We have acted as counsel to you in connection with your filing of a Registration Statement on Form S-3 (File No. 333-231920) (as amended or supplemented, the “Registration Statement”) filed on June 3, 2019 with the Securities and Exchange Commission (the “Commission”) pursuant to the Securities Act of 1933, as amended (the “Securities Act”), relating to the registration of the offer by Scholar Rock Holding Corporation, a Delaware corporation (the “Company”) of up to $275,000,000 of any combination of securities of the types specified therein. The Registration Statement was declared effective by the Commission on June 10, 2019. Reference is made to our opinion letter dated June 3, 2019 and included as Exhibit 5.1 to the Registration Statement. We are delivering this supplemental opinion letter in connection with the prospectus supplement (the “Prospectus Supplement”) filed on October 30, 2020 by the Company with the Commission pursuant to Rule 424 under the Securities Act. The Prospectus Supplement relates to the offering by the Company of up to an aggregate of (i) 3,717,948 shares (the “Shares”) of the Company’s Common Stock, par value $0.001 per share (the “Common Stock”) and (ii) pre-funded warrants (the “Pre-Funded Warrants”) to purchase up to 2,179,487 shares of Common Stock (such shares issuable upon exercise of the Pre-Funded Warrants, the “Warrant Shares”) covered by the Registration Statement. The Shares include an over-allotment option granted to the underwriters of the offering to purchase 769,230 Shares. The Shares are being sold to the several underwriters named in, and pursuant to, an underwriting agreement among the Company and such underwriters (the “Underwriting Agreement”).

 

We have reviewed such documents and made such examination of law as we have deemed appropriate to give the opinion set forth below.

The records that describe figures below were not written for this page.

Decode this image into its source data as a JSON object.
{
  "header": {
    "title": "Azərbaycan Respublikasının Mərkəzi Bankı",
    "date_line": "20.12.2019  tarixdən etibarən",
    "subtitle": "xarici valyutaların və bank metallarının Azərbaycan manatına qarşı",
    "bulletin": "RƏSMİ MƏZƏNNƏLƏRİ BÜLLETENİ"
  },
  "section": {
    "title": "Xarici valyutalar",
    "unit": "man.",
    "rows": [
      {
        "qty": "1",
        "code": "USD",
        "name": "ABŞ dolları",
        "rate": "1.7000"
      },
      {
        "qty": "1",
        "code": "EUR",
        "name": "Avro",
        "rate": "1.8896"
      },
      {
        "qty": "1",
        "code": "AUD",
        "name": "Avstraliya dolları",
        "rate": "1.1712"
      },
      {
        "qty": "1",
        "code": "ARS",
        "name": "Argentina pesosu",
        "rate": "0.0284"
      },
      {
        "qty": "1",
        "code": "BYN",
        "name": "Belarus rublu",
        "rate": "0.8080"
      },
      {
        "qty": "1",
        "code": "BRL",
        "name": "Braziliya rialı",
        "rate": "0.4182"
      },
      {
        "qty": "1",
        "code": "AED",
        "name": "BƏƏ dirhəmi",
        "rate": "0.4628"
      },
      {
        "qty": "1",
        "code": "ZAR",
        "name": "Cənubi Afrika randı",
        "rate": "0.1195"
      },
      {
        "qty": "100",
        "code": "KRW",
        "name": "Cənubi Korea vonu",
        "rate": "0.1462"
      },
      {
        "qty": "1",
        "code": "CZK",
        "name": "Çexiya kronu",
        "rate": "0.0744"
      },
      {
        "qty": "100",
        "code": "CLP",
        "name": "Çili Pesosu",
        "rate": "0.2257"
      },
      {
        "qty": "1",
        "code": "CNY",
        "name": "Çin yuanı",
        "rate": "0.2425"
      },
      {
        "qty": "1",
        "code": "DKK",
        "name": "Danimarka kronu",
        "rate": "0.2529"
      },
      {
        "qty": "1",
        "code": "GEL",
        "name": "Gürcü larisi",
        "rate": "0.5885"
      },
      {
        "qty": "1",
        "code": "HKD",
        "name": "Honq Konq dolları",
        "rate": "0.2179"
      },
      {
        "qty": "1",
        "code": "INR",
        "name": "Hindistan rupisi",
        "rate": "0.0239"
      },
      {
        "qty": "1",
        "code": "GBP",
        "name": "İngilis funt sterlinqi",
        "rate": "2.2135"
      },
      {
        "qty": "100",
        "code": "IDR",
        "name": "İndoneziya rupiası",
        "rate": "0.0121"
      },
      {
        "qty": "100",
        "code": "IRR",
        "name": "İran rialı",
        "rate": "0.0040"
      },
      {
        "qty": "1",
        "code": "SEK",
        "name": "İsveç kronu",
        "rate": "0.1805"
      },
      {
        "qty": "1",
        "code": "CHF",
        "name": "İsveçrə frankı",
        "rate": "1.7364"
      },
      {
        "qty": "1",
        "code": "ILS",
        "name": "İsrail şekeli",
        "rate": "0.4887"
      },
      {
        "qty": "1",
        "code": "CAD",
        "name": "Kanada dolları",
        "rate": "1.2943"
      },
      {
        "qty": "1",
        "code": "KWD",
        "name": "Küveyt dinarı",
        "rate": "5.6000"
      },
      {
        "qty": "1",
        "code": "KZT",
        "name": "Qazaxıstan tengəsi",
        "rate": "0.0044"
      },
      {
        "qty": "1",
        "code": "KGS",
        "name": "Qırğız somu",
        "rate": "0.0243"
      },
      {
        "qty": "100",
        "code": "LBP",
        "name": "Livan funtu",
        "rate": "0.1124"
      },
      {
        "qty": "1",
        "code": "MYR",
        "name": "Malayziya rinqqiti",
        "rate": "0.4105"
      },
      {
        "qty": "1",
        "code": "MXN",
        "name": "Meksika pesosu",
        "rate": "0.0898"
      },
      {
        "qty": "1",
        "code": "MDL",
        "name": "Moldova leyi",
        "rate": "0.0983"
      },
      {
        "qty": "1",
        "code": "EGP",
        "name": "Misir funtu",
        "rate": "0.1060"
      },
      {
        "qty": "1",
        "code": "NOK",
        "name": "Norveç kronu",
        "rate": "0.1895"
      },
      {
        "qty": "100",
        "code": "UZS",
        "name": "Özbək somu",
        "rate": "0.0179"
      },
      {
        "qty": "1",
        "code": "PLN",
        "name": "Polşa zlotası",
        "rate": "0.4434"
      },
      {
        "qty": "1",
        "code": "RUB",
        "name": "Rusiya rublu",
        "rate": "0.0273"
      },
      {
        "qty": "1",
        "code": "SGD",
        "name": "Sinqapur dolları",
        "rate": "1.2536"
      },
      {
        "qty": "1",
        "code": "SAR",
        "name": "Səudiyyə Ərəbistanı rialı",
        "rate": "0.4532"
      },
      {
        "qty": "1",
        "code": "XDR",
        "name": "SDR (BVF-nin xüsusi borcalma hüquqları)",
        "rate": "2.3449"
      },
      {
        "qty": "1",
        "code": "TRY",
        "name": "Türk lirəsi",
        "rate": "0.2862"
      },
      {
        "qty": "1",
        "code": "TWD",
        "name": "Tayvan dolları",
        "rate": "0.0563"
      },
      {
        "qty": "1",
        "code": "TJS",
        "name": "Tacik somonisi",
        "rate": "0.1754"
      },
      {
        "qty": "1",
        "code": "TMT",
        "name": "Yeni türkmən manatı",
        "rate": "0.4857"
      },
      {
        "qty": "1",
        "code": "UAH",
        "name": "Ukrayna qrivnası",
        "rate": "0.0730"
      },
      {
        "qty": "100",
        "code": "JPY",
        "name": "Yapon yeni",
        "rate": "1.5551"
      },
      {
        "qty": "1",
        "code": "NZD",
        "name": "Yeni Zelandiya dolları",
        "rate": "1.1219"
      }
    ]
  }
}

We have relied, without independent verification, on certificates of public officials and, as to matters of fact material to the opinion set forth below, on certificates of officers of the Company.

 

The opinion set forth below is limited to the Delaware General Corporation Law.

 

 

 

Scholar Rock Holding Corporation

October 30, 2020

Page 2

 

Based on the foregoing, we are of the opinion that

 

1.The Shares have been duly authorized and, upon issuance and delivery against payment therefor in accordance with the terms of the Underwriting Agreement, the Shares will be validly issued, fully paid and non-assessable.

  

2.The Pre-Funded Warrants have been duly authorized and executed by the Company and, when delivered and paid for in accordance with the terms of the Underwriting Agreement, will be valid and binding obligations of the Company.

 

3.Assuming sufficient authorized but unissued shares of Common Stock are available for issuance when the Pre-Funded Warrants are exercised, the Warrant Shares, when issued upon exercise of the Pre-Funded Warrants in accordance with the terms of the Warrants, will be validly issued, fully paid and non-assessable.

 

Our opinion set forth above as to enforceability is subject to and limited by the effect of any applicable bankruptcy, insolvency, fraudulent transfer, reorganization, moratorium and other similar laws of general application affecting the rights and remedies of creditors and to general principles of equity.

 

We hereby consent to the inclusion of this opinion as Exhibit 5.1 to the Registration Statement and to the references to our firm under the caption "Legal Matters" in the Registration Statement. In giving our consent, we do not admit that we are in the category of persons whose consent is required under Section 7 of the Securities Act or the rules and regulations thereunder.